Hands on a Hardbody: The Documentary is a 1997 film directed by S. R. Bindler documenting an endurance competition that took place in Longview, Texas. The yearly competition pits twenty-four contestants against each other to see who can keep their hand on a pickup truck for the longest amount of time. Whoever endures the longest without leaning on the truck or squatting wins the truck. Five-minute breaks are issued every hour, and fifteen-minute breaks every six hours.

==Plot==
The documentary follows the 1995 competition which lasted for seventy-seven continuous hours. The film garnered the audience award for best documentary at the 1997 Los Angeles Film Festival. Filmmaker Quentin Tarantino referred to Hands on a Hardbody as one of his go-to movie recommendations.

Large portions of the film's audio were included on the "Something for Nothing" episode of the public radio show This American Life in 1997.

At the time of his death in 2006, film director Robert Altman was developing a feature film based on the documentary.

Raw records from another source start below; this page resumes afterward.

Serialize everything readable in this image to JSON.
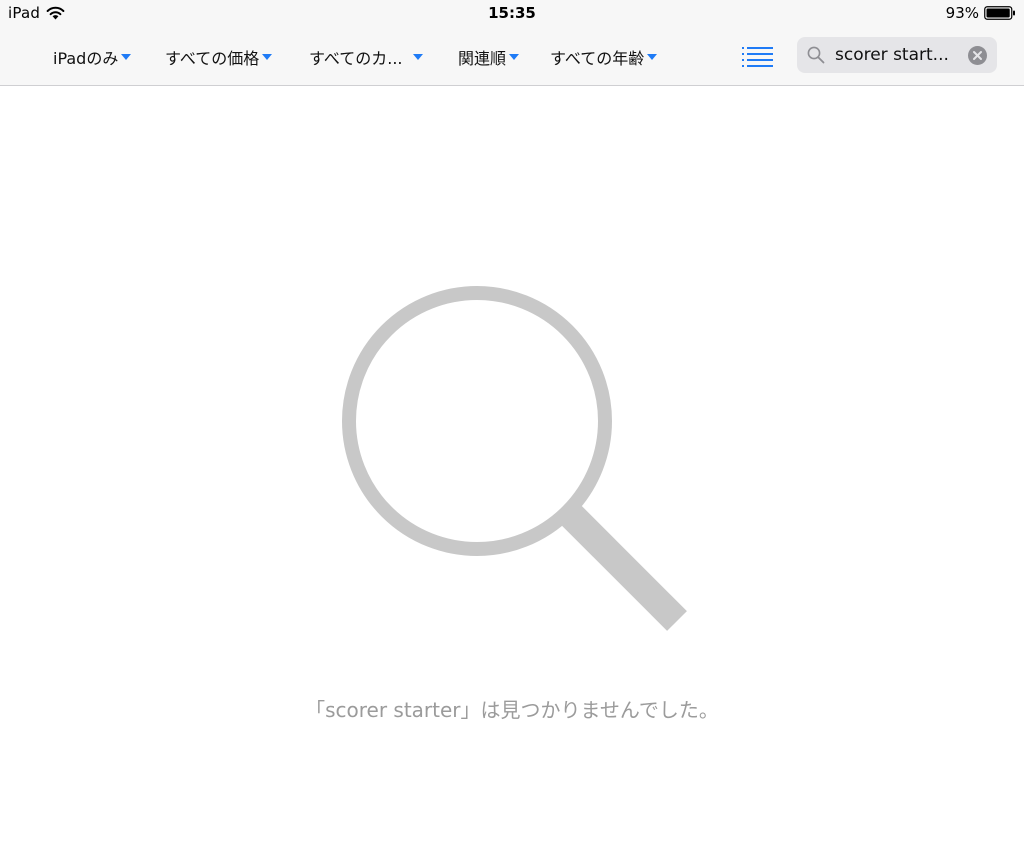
{
  "status_bar": {
    "device": "iPad",
    "time": "15:35",
    "battery_percent": "93%",
    "battery_level": 0.93
  },
  "filters": [
    {
      "label": "iPadのみ"
    },
    {
      "label": "すべての価格"
    },
    {
      "label": "すべてのカ..."
    },
    {
      "label": "関連順"
    },
    {
      "label": "すべての年齢"
    }
  ],
  "search": {
    "value": "scorer start..."
  },
  "empty_state": {
    "message": "「scorer starter」は見つかりませんでした。"
  },
  "colors": {
    "accent": "#1f7bf6",
    "empty_icon": "#c8c8c8",
    "empty_text": "#9b9b9b"
  },
  "icons": {
    "wifi": "wifi-icon",
    "battery": "battery-icon",
    "list": "list-icon",
    "search": "search-icon",
    "clear": "clear-icon",
    "empty": "magnifier-icon"
  }
}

In 2013, the film was digitally re-mastered and released for sale online.

==Stage musical==

The documentary was adapted into a musical, Hands on a Hardbody, commissioned by La Jolla Playhouse, La Jolla, California. The book is by Doug Wright, music by Amanda Green and Trey Anastasio, lyrics by Amanda Green, musical staging by Sergio Trujillo and direction by Neil Pepe. After a run at La Jolla in 2012, the musical had a brief engagement on Broadway at the Brooks Atkinson Theater with previews beginning February 23, 2013, opening on March 21, 2013, and closing on April 13, 2013, playing 28 previews and 28 performances. The musical received three Tony Award nominations.